Ehlers, et al.  had found 5 mmHg change in IOP for 70 μm of CCT variation. Doughty and Zaman  in their metaanalysis, had reported the relationship as 2.5 mmHg IOP change per 50 mm CCT variation. In our study, prostaglandin analogues decreased CCT values at around 30 μm accounting for 2.14 and 1.50 mmHg falsely lower IOP values according to Ehlers and Doughty IOP correction formulas, respectively. Similarly, we found both baseline and final CCT were positively correlated with the baseline and final IOP in glaucoma group.
In a metaanaliz study, the prostaglandins, as a class, demonstrated the greatest decrease in pressure from untreated baseline . Among the 3 prostaglandins, bimatoprost (29%) and travoprost (27%) showed the greatest reduction compared with latanoprost (24%). We observed that the reduction of IOP from baseline was 28.1% in latanoprost group, 29.8% in bimatoprost group and 30.4% in travoprost group.
There are some limitations to this study. In particular, it is limited by its retrospective design and by small patient numbers. We evaluated only the long-term effect of prostaglandin analogues on central corneal thickness (CCT) in patients with glaucoma. We could not assess whether the thinning of CCT has an effect on glaucoma progression, due to lack of data.

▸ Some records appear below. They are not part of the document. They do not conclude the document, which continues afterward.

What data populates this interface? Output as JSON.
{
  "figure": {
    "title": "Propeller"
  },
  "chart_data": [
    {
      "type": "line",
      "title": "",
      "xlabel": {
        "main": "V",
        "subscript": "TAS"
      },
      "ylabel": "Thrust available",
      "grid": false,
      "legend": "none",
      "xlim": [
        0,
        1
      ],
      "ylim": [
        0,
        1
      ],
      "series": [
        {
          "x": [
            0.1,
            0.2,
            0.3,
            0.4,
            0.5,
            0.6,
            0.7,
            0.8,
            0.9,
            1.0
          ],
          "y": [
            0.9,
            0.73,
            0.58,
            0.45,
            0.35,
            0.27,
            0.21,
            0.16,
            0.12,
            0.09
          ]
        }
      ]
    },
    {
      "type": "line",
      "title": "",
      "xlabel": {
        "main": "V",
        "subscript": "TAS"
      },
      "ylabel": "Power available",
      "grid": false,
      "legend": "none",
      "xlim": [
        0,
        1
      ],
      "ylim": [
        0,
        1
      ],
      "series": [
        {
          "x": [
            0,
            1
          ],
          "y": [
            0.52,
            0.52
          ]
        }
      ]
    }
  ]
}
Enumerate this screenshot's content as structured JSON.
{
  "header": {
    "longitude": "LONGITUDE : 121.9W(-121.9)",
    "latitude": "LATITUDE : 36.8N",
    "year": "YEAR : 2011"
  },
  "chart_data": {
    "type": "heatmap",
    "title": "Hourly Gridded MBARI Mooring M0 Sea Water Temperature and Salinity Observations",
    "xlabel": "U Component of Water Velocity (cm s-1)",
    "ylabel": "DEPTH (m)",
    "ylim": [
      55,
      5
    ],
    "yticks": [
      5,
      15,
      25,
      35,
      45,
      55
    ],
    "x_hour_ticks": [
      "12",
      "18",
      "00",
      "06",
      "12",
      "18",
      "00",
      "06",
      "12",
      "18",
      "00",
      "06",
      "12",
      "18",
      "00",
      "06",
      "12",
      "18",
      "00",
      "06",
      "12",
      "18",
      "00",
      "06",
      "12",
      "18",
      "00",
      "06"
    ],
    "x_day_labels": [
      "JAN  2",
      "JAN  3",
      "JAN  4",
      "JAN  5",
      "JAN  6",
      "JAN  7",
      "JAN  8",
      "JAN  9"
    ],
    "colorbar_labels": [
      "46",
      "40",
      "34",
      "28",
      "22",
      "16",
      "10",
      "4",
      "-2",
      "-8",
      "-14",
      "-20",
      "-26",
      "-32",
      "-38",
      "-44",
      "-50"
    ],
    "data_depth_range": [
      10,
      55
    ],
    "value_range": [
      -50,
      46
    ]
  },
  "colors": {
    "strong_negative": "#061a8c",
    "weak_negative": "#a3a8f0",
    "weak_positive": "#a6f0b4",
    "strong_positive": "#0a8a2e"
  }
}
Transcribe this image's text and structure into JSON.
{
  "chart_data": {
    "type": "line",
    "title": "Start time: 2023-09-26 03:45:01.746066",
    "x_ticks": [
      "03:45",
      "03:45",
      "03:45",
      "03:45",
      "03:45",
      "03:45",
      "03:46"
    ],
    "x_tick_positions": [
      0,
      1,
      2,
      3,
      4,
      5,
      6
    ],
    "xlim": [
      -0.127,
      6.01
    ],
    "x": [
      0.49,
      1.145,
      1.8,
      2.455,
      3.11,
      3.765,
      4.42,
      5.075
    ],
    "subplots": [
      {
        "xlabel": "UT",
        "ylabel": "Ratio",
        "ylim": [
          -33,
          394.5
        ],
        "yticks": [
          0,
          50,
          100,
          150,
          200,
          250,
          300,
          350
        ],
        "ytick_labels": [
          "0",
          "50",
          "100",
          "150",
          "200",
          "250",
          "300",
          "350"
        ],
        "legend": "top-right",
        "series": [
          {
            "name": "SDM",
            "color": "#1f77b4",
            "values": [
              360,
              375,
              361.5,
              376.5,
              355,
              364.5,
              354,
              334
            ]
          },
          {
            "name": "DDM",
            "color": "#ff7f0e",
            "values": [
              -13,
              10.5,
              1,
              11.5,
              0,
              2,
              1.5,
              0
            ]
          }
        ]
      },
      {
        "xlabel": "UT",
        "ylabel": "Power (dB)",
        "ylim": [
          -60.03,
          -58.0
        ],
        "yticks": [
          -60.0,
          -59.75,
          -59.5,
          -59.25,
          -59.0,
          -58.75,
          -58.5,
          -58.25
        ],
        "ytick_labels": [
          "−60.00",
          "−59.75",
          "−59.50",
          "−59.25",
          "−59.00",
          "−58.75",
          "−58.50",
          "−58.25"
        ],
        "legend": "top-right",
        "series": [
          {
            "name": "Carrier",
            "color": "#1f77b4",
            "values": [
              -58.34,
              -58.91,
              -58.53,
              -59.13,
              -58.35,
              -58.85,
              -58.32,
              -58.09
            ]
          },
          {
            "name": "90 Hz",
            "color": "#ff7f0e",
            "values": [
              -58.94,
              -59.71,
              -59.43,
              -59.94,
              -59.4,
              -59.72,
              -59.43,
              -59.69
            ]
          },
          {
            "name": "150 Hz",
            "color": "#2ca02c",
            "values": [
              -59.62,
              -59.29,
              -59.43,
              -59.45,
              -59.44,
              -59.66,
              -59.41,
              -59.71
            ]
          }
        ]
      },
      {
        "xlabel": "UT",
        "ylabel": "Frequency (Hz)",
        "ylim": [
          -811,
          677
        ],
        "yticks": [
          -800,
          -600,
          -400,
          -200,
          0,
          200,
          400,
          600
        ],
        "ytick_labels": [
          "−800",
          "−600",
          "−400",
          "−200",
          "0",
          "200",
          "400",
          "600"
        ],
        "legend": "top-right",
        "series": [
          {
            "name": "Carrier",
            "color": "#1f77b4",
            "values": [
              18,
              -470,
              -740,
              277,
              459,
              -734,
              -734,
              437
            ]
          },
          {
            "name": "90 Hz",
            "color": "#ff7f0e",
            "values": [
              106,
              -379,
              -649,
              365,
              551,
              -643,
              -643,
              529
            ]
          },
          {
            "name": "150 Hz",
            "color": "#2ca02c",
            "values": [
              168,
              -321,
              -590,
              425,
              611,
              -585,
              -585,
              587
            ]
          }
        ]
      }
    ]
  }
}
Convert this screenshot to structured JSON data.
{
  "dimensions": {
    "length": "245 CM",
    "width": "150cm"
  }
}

In summary, PG analogues significantly reduced CCT in glaucoma patients after 5 years of treatment. The effect of prostaglandin analogue drops on the corneal thickness and the potential impact on the measurement of the IOP should thus be carefully considered in the clinical setting, especially when these drugs are administered over an extended period of time.
No financial support was received for this submission.
None of the authors has conflict of interest with the submission.